Arranged on the walls, in glass display cabinets, atop pedestals, and in drawers, the objects range from a sea turtle shell and exotic coral to fragments of Roman and Egyptian statues and a 17th-century clock topped with a pacing mechanical lion. Four touchscreen displays at the center of the room let visitors amass virtual collections culled from the objects on view, arrange them in a Wunderkammer of their choosing, and then give them a period-appropriate character profile based on their collection.
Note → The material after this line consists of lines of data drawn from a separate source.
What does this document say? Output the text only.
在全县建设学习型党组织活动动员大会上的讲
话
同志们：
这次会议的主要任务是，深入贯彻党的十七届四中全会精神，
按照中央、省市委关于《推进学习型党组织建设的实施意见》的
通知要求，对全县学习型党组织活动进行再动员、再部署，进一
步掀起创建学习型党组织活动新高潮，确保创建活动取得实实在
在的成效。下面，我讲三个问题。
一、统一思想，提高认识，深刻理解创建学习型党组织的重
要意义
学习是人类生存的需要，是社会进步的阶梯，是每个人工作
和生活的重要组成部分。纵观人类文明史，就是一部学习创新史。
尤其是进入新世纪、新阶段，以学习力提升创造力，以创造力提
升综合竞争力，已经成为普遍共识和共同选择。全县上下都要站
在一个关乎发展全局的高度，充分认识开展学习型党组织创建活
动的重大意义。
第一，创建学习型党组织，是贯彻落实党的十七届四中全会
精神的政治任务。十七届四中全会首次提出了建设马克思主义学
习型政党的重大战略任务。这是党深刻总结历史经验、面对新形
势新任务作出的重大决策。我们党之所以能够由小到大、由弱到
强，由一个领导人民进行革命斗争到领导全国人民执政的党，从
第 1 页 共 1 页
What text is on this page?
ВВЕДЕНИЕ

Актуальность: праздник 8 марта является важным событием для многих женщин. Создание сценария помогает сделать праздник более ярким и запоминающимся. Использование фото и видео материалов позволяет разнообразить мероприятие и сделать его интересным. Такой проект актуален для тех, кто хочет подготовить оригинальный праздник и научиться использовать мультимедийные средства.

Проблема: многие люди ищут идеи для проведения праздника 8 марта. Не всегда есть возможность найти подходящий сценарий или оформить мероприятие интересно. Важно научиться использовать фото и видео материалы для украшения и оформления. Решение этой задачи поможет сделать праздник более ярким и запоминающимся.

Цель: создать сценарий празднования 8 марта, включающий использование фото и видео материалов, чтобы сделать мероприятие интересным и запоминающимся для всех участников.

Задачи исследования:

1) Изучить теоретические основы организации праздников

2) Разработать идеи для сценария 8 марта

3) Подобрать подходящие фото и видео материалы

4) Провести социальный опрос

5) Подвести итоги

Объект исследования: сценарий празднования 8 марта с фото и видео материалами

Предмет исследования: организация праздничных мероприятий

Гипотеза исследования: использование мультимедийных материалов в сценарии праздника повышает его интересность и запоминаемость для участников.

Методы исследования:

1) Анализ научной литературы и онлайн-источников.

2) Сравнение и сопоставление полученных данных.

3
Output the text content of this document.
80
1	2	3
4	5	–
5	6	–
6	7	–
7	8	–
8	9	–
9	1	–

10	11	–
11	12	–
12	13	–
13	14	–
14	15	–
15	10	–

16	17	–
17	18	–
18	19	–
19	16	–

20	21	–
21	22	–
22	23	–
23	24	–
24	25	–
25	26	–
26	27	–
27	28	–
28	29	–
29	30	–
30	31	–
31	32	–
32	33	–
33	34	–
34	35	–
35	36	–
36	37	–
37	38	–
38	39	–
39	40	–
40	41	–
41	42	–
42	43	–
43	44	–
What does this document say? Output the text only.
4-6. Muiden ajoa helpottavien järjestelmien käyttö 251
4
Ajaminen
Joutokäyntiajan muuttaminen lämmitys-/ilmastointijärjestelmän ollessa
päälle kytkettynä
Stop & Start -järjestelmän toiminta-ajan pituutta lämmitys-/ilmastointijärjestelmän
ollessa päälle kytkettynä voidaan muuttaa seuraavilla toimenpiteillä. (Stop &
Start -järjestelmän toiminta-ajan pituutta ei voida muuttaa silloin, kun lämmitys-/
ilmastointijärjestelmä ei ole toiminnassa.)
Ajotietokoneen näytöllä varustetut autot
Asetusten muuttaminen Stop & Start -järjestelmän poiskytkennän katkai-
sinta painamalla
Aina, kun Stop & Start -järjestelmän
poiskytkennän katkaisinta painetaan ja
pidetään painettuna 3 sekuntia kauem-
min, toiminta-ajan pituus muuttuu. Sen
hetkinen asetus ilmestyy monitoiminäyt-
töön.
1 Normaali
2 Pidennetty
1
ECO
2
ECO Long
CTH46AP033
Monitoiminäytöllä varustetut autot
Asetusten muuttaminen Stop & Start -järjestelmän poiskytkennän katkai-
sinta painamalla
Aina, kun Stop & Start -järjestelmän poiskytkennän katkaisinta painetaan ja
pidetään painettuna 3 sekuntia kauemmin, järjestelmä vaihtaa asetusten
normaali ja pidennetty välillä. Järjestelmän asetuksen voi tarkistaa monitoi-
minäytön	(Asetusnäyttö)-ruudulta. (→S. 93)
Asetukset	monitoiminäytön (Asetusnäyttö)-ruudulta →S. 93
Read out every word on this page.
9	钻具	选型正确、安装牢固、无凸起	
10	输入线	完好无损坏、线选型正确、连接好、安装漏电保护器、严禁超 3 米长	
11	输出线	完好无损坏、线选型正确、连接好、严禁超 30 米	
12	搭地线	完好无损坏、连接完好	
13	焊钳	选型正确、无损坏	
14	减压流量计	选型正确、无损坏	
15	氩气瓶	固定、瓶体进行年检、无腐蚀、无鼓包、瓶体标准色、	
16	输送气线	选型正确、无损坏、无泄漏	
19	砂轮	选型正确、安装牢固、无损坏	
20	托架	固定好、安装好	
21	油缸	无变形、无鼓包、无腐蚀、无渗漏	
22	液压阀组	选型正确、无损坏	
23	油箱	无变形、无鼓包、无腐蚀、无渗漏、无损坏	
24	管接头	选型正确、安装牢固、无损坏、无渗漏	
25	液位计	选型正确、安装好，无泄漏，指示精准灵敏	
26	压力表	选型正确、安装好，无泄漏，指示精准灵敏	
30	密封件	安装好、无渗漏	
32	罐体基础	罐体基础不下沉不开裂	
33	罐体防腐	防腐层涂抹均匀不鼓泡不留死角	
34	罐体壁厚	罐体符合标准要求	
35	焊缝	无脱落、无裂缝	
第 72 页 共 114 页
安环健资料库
Ultimately, the renovation’s overarching tone is one of reverence. The curators have played to their collections’ strengths, placing their star artworks and objects alongside unfamiliar — or, to use Tostmann’s word of choice, “quirky” — pieces by familiar artists. At the same time, they have taken risks with inventive decisions like mixing decorative objects with painting and sculpture, the French Revolution room, and the playful Wunderkammer installation. All their risks have paid off. New Yorkers, Bostonians, and art lovers from even further afield: it’s time to make a pilgrimage to the Wadsworth.
The Morgan Memorial Building at the Wadsworth Atheneum (600 Main Street, Hartford, Connecticut) reopens to the public on Saturday, September 19.